On April 2, I very briefly discussed the U.S. Supreme Court decision of Vacco v. Quill (1997). I promised more. So here, at least, is a bit more.
To resume where I left off: the court's opinion, by Chief Justice Rehnquist, said this:
"[W]e disagree with respondents' claim that the distinction between refusing lifesaving medical treatment and assisted suicide is 'arbitrary' and 'irrational.' ... Granted, in some cases, the line between the two may not be clear, but certainty is not required, even were it possible. Logic and contemporary practice support New York's judgment that the two acts are different, and New York may therefore, consistent with the Constitution, treat them differently."
It had by then become customary for some patients to carry the "do not resuscitate" tag with them. The decision to so label a patient was NOT treated as murder. Providing the patient (a mature, rational patient in a lot of pain) with a pill than would enable him to end his own life: THAT was prohibited. The question is whether this distinction makes sense.
Judging from their comments in oral argument, the Justices in Quill seem to have worried most about slippery slopes. At the bottom of the slope, one can imagine a doctor prescribing a lethal dose of a pill to a teenager who was suffering from the pangs of unrequited love, or dealing with a bad break-up with his/her first love. Imagine this person of majority age but still young enough (and perhaps sheltered enough) to have had little experience of the ups and downs and eventual recovery and new ups in such matters. The strong intuition is that assisting THAT suicide is wrong. Though that hypothetical sounds very different from the actual facts of Quill, the Justices wanted and failed to receive assurances of a firm conceptual distinction somewhere that would serve better than the simple seeming distinction between killing and not-keeping-alive.
What then were the facts in Quill? Dr, Dennis Quill sued New York on behalf of mentally competent terminally ill patients. Crucially, though the pathology was well advanced in the case of each patient involved (and three of them died while the matter was pending before SCOTUS) they were NOT on life sustaining equipment, Thus, there was no "plug" to "pull." That was their equal protection argument: they were being denied the same right to hasten death as would be available to someone who WAS on a respirator or the like, who COULD effectively ask that the plug be pulled.

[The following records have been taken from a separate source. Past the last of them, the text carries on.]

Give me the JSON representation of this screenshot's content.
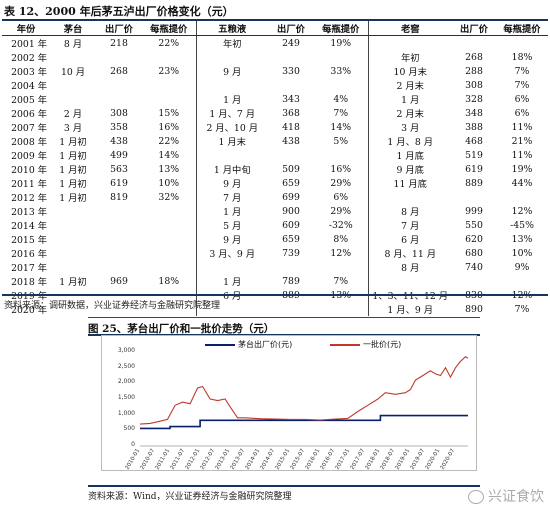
{
  "table": {
    "title": "表 12、2000 年后茅五泸出厂价格变化（元）",
    "headers": [
      "年份",
      "茅台",
      "出厂价",
      "每瓶提价",
      "五粮液",
      "出厂价",
      "每瓶提价",
      "老窖",
      "出厂价",
      "每瓶提价"
    ],
    "rows": [
      [
        "2001 年",
        "8 月",
        "218",
        "22%",
        "年初",
        "249",
        "19%",
        "",
        "",
        ""
      ],
      [
        "2002 年",
        "",
        "",
        "",
        "",
        "",
        "",
        "年初",
        "268",
        "18%"
      ],
      [
        "2003 年",
        "10 月",
        "268",
        "23%",
        "9 月",
        "330",
        "33%",
        "10 月末",
        "288",
        "7%"
      ],
      [
        "2004 年",
        "",
        "",
        "",
        "",
        "",
        "",
        "2 月末",
        "308",
        "7%"
      ],
      [
        "2005 年",
        "",
        "",
        "",
        "1 月",
        "343",
        "4%",
        "1 月",
        "328",
        "6%"
      ],
      [
        "2006 年",
        "2 月",
        "308",
        "15%",
        "1 月、7 月",
        "368",
        "7%",
        "2 月末",
        "348",
        "6%"
      ],
      [
        "2007 年",
        "3 月",
        "358",
        "16%",
        "2 月、10 月",
        "418",
        "14%",
        "3 月",
        "388",
        "11%"
      ],
      [
        "2008 年",
        "1 月初",
        "438",
        "22%",
        "1 月末",
        "438",
        "5%",
        "1 月、8 月",
        "468",
        "21%"
      ],
      [
        "2009 年",
        "1 月初",
        "499",
        "14%",
        "",
        "",
        "",
        "1 月底",
        "519",
        "11%"
      ],
      [
        "2010 年",
        "1 月初",
        "563",
        "13%",
        "1 月中旬",
        "509",
        "16%",
        "9 月底",
        "619",
        "19%"
      ],
      [
        "2011 年",
        "1 月初",
        "619",
        "10%",
        "9 月",
        "659",
        "29%",
        "11 月底",
        "889",
        "44%"
      ],
      [
        "2012 年",
        "1 月初",
        "819",
        "32%",
        "7 月",
        "699",
        "6%",
        "",
        "",
        ""
      ],
      [
        "2013 年",
        "",
        "",
        "",
        "1 月",
        "900",
        "29%",
        "8 月",
        "999",
        "12%"
      ],
      [
        "2014 年",
        "",
        "",
        "",
        "5 月",
        "609",
        "-32%",
        "7 月",
        "550",
        "-45%"
      ],
      [
        "2015 年",
        "",
        "",
        "",
        "9 月",
        "659",
        "8%",
        "6 月",
        "620",
        "13%"
      ],
      [
        "2016 年",
        "",
        "",
        "",
        "3 月、9 月",
        "739",
        "12%",
        "8 月、11 月",
        "680",
        "10%"
      ],
      [
        "2017 年",
        "",
        "",
        "",
        "",
        "",
        "",
        "8 月",
        "740",
        "9%"
      ],
      [
        "2018 年",
        "1 月初",
        "969",
        "18%",
        "1 月",
        "789",
        "7%",
        "",
        "",
        ""
      ],
      [
        "2019 年",
        "",
        "",
        "",
        "6 月",
        "889",
        "13%",
        "1、3、11、12 月",
        "830",
        "12%"
      ],
      [
        "2020 年",
        "",
        "",
        "",
        "",
        "",
        "",
        "1 月、9 月",
        "890",
        "7%"
      ]
    ],
    "source": "资料来源：调研数据，兴业证券经济与金融研究院整理"
  },
  "figure": {
    "title": "图 25、茅台出厂价和一批价走势（元）",
    "source": "资料来源：Wind，兴业证券经济与金融研究院整理",
    "colors": {
      "factory": "#0a1f6e",
      "wholesale": "#c0392b"
    }
  },
  "chart_data": {
    "type": "line",
    "title": "图 25、茅台出厂价和一批价走势（元）",
    "xlabel": "",
    "ylabel": "",
    "ylim": [
      0,
      3000
    ],
    "y_ticks": [
      "3,000",
      "2,500",
      "2,000",
      "1,500",
      "1,000",
      "500",
      "0"
    ],
    "x_ticks": [
      "2010-01",
      "2010-07",
      "2011-01",
      "2011-07",
      "2012-01",
      "2012-07",
      "2013-01",
      "2013-07",
      "2014-01",
      "2014-07",
      "2015-01",
      "2015-07",
      "2016-01",
      "2016-07",
      "2017-01",
      "2017-07",
      "2018-01",
      "2018-07",
      "2019-01",
      "2019-07",
      "2020-01",
      "2020-07"
    ],
    "legend_position": "top",
    "grid": false,
    "series": [
      {
        "name": "茅台出厂价(元)",
        "x": [
          "2010-01",
          "2011-01",
          "2011-01",
          "2012-01",
          "2012-01",
          "2018-01",
          "2018-01",
          "2020-12"
        ],
        "values": [
          563,
          563,
          619,
          619,
          819,
          819,
          969,
          969
        ]
      },
      {
        "name": "一批价(元)",
        "x": [
          "2010-01",
          "2010-05",
          "2010-09",
          "2010-12",
          "2011-03",
          "2011-06",
          "2011-09",
          "2011-12",
          "2012-02",
          "2012-05",
          "2012-08",
          "2012-11",
          "2013-01",
          "2013-04",
          "2013-07",
          "2014-01",
          "2014-07",
          "2015-01",
          "2015-07",
          "2016-01",
          "2016-07",
          "2016-12",
          "2017-04",
          "2017-08",
          "2017-12",
          "2018-03",
          "2018-07",
          "2018-11",
          "2019-01",
          "2019-03",
          "2019-06",
          "2019-09",
          "2019-11",
          "2020-01",
          "2020-03",
          "2020-05",
          "2020-07",
          "2020-09",
          "2020-11",
          "2020-12"
        ],
        "values": [
          700,
          720,
          790,
          850,
          1300,
          1400,
          1350,
          1850,
          1900,
          1500,
          1450,
          1500,
          1250,
          900,
          900,
          870,
          860,
          850,
          850,
          830,
          860,
          880,
          1100,
          1300,
          1500,
          1700,
          1650,
          1700,
          1800,
          2100,
          2250,
          2400,
          2300,
          2250,
          2500,
          2200,
          2500,
          2700,
          2850,
          2800
        ]
      }
    ]
  },
  "watermark": {
    "text": "兴证食饮",
    "icon": "wechat-icon"
  }
}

Personally, I sympathize with the Justices' concern about the slipperiness here. But I have to wonder whether a sort of institutional self-interest plays a part. The Justices don't want to hear a string of heart-breaking cases in various gray areas and to have to make difficult calls. Nor do they want their colleagues in black robes on lower courts to have to do the same. Is that in part simply because it is an agonizing thing to have to do, and they want their own jobs and those of their colleagues to be shielded from that agony?
If it IS their job, then they should be willing to bear it. Nobody should have to, well ... give them a pill to enable them to avoid it!